I'm struggling with understanding CRC algorithm. I've been reading this tutorial and if I got it correctly a CRC value is just a remainder of a division where message serves as the dividend and the divisor is a predefined value - carried out in a special kind of polynomial arithmetic. It looked quote simple so I tried implementing CRC-32:

public static uint Crc32Naive(byte[] bytes)
{
    uint poly = 0x04c11db7; // (Poly)
    uint crc = 0xffffffff; // (Init)

    foreach (var it in bytes)
    {
        var b = (uint)it;
        for (var i = 0; i < 8; ++i)
        {
            var prevcrc = crc;

            // load LSB from current byte into LSB of crc (RefIn)
            crc = (crc << 1) | (b & 1); 
            b >>= 1;

            // subtract polynomial if we've just popped out 1 
            if ((prevcrc & 0x80000000) != 0) 
                crc ^= poly;
        }
    }

    return Reverse(crc ^ 0xffffffff); // (XorOut) (RefOut)
}

(where Reverese function reverses bit order)

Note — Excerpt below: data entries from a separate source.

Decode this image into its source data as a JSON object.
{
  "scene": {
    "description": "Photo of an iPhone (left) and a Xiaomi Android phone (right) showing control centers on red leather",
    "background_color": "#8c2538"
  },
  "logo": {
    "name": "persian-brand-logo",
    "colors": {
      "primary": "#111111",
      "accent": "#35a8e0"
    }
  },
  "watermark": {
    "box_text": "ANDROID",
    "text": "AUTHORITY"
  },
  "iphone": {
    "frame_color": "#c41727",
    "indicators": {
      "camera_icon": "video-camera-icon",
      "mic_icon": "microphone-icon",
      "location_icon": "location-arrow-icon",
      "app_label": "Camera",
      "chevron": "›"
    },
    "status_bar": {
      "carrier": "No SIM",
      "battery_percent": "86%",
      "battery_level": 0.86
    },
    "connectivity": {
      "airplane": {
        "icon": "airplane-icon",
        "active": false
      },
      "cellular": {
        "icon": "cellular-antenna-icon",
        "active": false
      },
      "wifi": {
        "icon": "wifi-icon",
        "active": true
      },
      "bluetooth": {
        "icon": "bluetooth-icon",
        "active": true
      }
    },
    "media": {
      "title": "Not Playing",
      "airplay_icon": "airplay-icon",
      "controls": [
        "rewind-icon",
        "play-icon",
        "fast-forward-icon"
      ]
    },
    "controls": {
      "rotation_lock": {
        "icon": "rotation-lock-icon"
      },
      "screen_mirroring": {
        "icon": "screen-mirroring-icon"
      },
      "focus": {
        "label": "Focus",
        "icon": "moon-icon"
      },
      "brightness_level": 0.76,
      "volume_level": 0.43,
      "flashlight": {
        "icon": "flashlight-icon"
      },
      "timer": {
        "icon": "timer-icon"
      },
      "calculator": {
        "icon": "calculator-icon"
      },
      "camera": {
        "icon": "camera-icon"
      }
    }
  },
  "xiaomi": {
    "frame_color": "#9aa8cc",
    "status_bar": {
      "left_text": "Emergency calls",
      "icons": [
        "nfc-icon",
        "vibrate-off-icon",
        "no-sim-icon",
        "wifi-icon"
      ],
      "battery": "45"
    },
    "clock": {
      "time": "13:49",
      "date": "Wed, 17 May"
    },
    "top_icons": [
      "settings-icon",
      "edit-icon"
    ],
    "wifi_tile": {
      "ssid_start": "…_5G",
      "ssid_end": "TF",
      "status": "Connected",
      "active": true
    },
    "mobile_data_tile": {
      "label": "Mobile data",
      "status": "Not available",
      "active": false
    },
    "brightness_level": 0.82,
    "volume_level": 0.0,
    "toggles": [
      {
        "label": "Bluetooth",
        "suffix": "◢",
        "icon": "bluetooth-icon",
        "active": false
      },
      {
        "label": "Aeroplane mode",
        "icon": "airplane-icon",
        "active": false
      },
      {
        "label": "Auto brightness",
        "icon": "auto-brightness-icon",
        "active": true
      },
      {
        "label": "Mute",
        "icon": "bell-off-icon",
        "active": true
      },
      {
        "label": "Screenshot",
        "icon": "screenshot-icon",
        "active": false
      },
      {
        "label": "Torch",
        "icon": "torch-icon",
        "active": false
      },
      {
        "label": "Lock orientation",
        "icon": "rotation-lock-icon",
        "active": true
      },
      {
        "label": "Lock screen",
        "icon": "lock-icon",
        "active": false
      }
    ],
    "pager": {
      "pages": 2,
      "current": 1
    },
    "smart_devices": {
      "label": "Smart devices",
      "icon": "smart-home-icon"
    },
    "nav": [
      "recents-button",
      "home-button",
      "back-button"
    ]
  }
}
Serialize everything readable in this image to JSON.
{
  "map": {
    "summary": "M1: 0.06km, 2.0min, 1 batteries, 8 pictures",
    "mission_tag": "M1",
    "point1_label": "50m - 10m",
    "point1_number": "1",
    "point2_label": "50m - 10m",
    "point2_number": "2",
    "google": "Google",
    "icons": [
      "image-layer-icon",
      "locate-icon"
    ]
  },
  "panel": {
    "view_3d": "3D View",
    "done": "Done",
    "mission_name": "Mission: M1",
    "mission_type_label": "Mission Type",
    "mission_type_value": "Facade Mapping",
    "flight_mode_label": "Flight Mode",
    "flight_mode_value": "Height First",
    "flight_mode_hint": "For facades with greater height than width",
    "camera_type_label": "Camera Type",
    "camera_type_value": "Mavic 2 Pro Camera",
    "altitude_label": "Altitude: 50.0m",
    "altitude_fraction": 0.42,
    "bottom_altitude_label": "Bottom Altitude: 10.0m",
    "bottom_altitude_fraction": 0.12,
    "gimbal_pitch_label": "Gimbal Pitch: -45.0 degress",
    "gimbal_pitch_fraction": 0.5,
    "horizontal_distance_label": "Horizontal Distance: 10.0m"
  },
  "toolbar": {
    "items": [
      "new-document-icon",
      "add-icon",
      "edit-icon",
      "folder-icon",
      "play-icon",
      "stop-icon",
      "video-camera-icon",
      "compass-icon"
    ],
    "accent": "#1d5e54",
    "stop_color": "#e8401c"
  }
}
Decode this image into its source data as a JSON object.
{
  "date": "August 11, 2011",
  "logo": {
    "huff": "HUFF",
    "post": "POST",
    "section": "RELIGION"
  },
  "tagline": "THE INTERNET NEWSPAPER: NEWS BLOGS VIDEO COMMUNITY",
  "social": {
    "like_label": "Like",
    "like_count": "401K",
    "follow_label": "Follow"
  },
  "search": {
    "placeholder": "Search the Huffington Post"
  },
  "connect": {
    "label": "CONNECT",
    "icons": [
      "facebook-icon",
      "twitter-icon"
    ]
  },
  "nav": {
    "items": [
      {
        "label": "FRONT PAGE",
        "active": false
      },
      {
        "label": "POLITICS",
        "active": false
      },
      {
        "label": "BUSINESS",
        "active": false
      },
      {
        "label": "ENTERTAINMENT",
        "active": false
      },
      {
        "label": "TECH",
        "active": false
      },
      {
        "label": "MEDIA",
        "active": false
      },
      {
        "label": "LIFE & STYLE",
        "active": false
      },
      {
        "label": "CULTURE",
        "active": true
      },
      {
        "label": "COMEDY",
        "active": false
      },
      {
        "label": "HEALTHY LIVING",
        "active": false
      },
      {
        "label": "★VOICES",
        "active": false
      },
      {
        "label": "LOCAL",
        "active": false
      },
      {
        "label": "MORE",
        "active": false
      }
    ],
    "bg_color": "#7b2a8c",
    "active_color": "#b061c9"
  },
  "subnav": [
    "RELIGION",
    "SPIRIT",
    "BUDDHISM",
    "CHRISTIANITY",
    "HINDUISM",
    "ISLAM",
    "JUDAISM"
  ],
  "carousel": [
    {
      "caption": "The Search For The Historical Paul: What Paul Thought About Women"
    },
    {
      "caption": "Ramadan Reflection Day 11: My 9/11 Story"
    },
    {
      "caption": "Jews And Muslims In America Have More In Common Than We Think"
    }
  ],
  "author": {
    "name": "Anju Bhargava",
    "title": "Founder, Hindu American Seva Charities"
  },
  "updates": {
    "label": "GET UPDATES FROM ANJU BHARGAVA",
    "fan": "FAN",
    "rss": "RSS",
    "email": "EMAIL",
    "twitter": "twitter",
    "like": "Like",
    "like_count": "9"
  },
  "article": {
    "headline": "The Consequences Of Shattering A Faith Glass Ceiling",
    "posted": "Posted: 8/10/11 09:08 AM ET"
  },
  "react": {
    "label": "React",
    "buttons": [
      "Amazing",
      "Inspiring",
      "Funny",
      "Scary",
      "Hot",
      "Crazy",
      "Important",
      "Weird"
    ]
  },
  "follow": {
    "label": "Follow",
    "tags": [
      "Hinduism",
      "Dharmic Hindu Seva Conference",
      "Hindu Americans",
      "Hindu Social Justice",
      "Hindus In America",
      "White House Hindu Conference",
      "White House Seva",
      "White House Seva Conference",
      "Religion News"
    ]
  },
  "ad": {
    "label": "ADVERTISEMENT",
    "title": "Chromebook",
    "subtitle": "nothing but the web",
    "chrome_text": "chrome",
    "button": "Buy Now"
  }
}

It is supposed to be analogous to following method of division (with some additional adjustments):

            1100001010
       _______________
10011 ) 11010110110000
        10011,,.,,....
        -----,,.,,....
         10011,.,,....
         10011,.,,....
         -----,.,,....
          00001.,,....
          00000.,,....
          -----.,,....
           00010,,....
           00000,,....
           -----,,....
            00101,....
            00000,....
            -----,....
             01011....
             00000....
             -----....
              10110...
              10011...
              -----...
               01010..
               00000..
               -----..
                10100.
                10011.
                -----.
                 01110
                 00000
                 -----
                  1110 = Remainder

For: 0x00 function returns 0xd202ef8d which is correct, but for 0x01 - 0xd302ef8d instead of 0xa505df1b (I've been using this page to verify my results).

Solution from my implementation has more sense to me: incrementing dividend by 1 should only change reminder by 1, right? But it turns out that the result should look completely different. So apparently I am missing something obvious. What is it? How can changing the least significant number in a dividend influence the result this much?

This is an example of a left shifting CRC that emulates division, with the CRC initialized = 0, and no complementing or reversing of the crc. The example code is emulating a division where 4 bytes of zeroes are appended to bytes[] ({bytes[],0,0,0,0} is the dividend, the divisor is 0x104c11db7, the quotient is not used, and the remainder is the CRC).

public static uint Crc32Naive(byte[] bytes)
{
    uint poly = 0x04c11db7; // (Poly is actually 0x104c11db7)
    uint crc = 0;           // (Init)

    foreach (var it in bytes)
    {
        crc ^= (((int)it)<<24);     // xor next byte to upper 8 bits of crc
        for (var i = 0; i < 8; ++i) // cycle the crc 8 times
        {
            var prevcrc = crc;
            crc = (crc << 1); 
            // subtract polynomial if we've just popped out 1 
            if ((prevcrc & 0x80000000) != 0) 
                crc ^= poly;
        }
    }
    return crc;
}

It's common to initialize the CRC to something other than zero, but it's not that common to post-complement the CRC, and I'm not aware of any CRC that does a post bit reversal of the CRC.

Another variations of CRC is one that right shifts, normally used to emulate hardware where data is sent in bytes least significant bit first.